Stoffe, Spitzen und Stickereien: Sie sind das Metier von Sylvia Neuhaus. Nun zeigt die Windischerin ihre Trachtenkunst der Öffentlichkeit.
Sylvia Neuhaus in ihrer selbst genähten Brugger Festtagstracht mit ihren Trachten-«Bäbi». (Bild: aru)
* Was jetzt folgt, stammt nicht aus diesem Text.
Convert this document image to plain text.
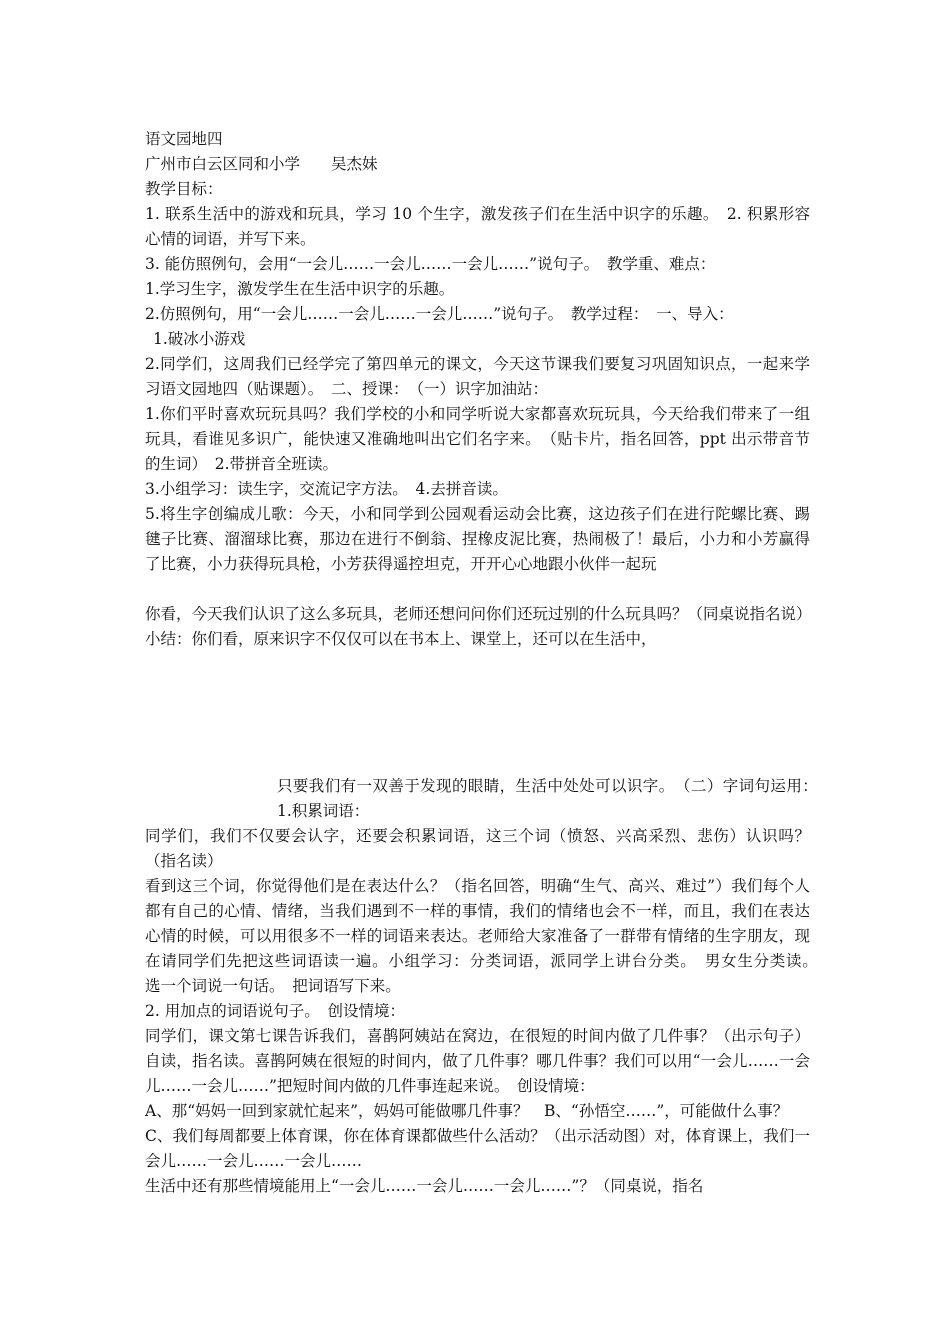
语文园地四

广州市白云区同和小学　　吴杰妹

教学目标：

1. 联系生活中的游戏和玩具，学习 10 个生字，激发孩子们在生活中识字的乐趣。　2. 积累形容心情的词语，并写下来。

3. 能仿照例句，会用“一会儿……一会儿……一会儿……”说句子。　教学重、难点：

1.学习生字，激发学生在生活中识字的乐趣。

2.仿照例句，用“一会儿……一会儿……一会儿……”说句子。　教学过程：　一、导入：

1.破冰小游戏

2.同学们，这周我们已经学完了第四单元的课文，今天这节课我们要复习巩固知识点，一起来学习语文园地四（贴课题）。　二、授课：　（一）识字加油站：

1.你们平时喜欢玩玩具吗？我们学校的小和同学听说大家都喜欢玩玩具，今天给我们带来了一组玩具，看谁见多识广，能快速又准确地叫出它们名字来。　（贴卡片，指名回答，ppt 出示带音节的生词）　2.带拼音全班读。

3.小组学习：读生字，交流记字方法。　4.去拼音读。

5.将生字创编成儿歌：今天，小和同学到公园观看运动会比赛，这边孩子们在进行陀螺比赛、踢毽子比赛、溜溜球比赛，那边在进行不倒翁、捏橡皮泥比赛，热闹极了！最后，小力和小芳赢得了比赛，小力获得玩具枪，小芳获得遥控坦克，开开心心地跟小伙伴一起玩

你看，今天我们认识了这么多玩具，老师还想问问你们还玩过别的什么玩具吗？（同桌说指名说）

小结：你们看，原来识字不仅仅可以在书本上、课堂上，还可以在生活中，

只要我们有一双善于发现的眼睛，生活中处处可以识字。　（二）字词句运用：　1.积累词语：

同学们，我们不仅要会认字，还要会积累词语，这三个词（愤怒、兴高采烈、悲伤）认识吗？（指名读）

看到这三个词，你觉得他们是在表达什么？（指名回答，明确“生气、高兴、难过”）我们每个人都有自己的心情、情绪，当我们遇到不一样的事情，我们的情绪也会不一样，而且，我们在表达心情的时候，可以用很多不一样的词语来表达。老师给大家准备了一群带有情绪的生字朋友，现在请同学们先把这些词语读一遍。小组学习：分类词语，派同学上讲台分类。　男女生分类读。　选一个词说一句话。　把词语写下来。

2. 用加点的词语说句子。　创设情境：

同学们，课文第七课告诉我们，喜鹊阿姨站在窝边，在很短的时间内做了几件事？（出示句子）自读，指名读。喜鹊阿姨在很短的时间内，做了几件事？哪几件事？我们可以用“一会儿……一会儿……一会儿……”把短时间内做的几件事连起来说。　创设情境：

A、那“妈妈一回到家就忙起来”，妈妈可能做哪几件事？　B、“孙悟空……”，可能做什么事？

C、我们每周都要上体育课，你在体育课都做些什么活动？（出示活动图）对，体育课上，我们一会儿……一会儿……一会儿……

生活中还有那些情境能用上“一会儿……一会儿……一会儿……”？（同桌说，指名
In der Lagerhalle an der Mülligerstrasse 90 in Windisch herrscht derzeit Festbetrieb. 37 Puppen im Trachtenlook, mit Leidenschaft und Feingefühl inszeniert, empfangen die Besucherinnen und Besucher. Schirmherrin Sylvia Neuhaus kennt sie alle mit Namen – und wenn sie mit Elisa, Karoline, Camilla und Johannes spricht, ist es, als würden die «Bäbi» lebendig. Dem Trachtenfieber verfallen ist die Windischerin, die als Kind einer Wettinger Mutter und eines jurassischen Vaters in Biel aufgewachsen ist, seit 2009. Als sie damals bei der Produktion der Oper Schenkenberg als Schneiderin im Einsatz war, lernte sie ein Mitglied der Trachtengruppe Schinznach-Dorf kennen. «So bin ich reingerutscht», erzählt die 68-Jährige in breitem Berner Dialekt mit «Bilingue»-Einschlag. Und alsbald brauchte sie eine eigene Tracht. Sylvia Neuhaus fand ein Occasionsmodell einer Brugger Sonntagstracht, bei der die Stickereien aber nicht mehr in gutem Zustand waren. Und so meldete sich die kreative Handwerkerin beim Schweizerischen Trachtenverband für einen Stickkurs an. «Es hat mich richtig erwischt, ich konnte nichts dagegen tun», sagt sie lachend.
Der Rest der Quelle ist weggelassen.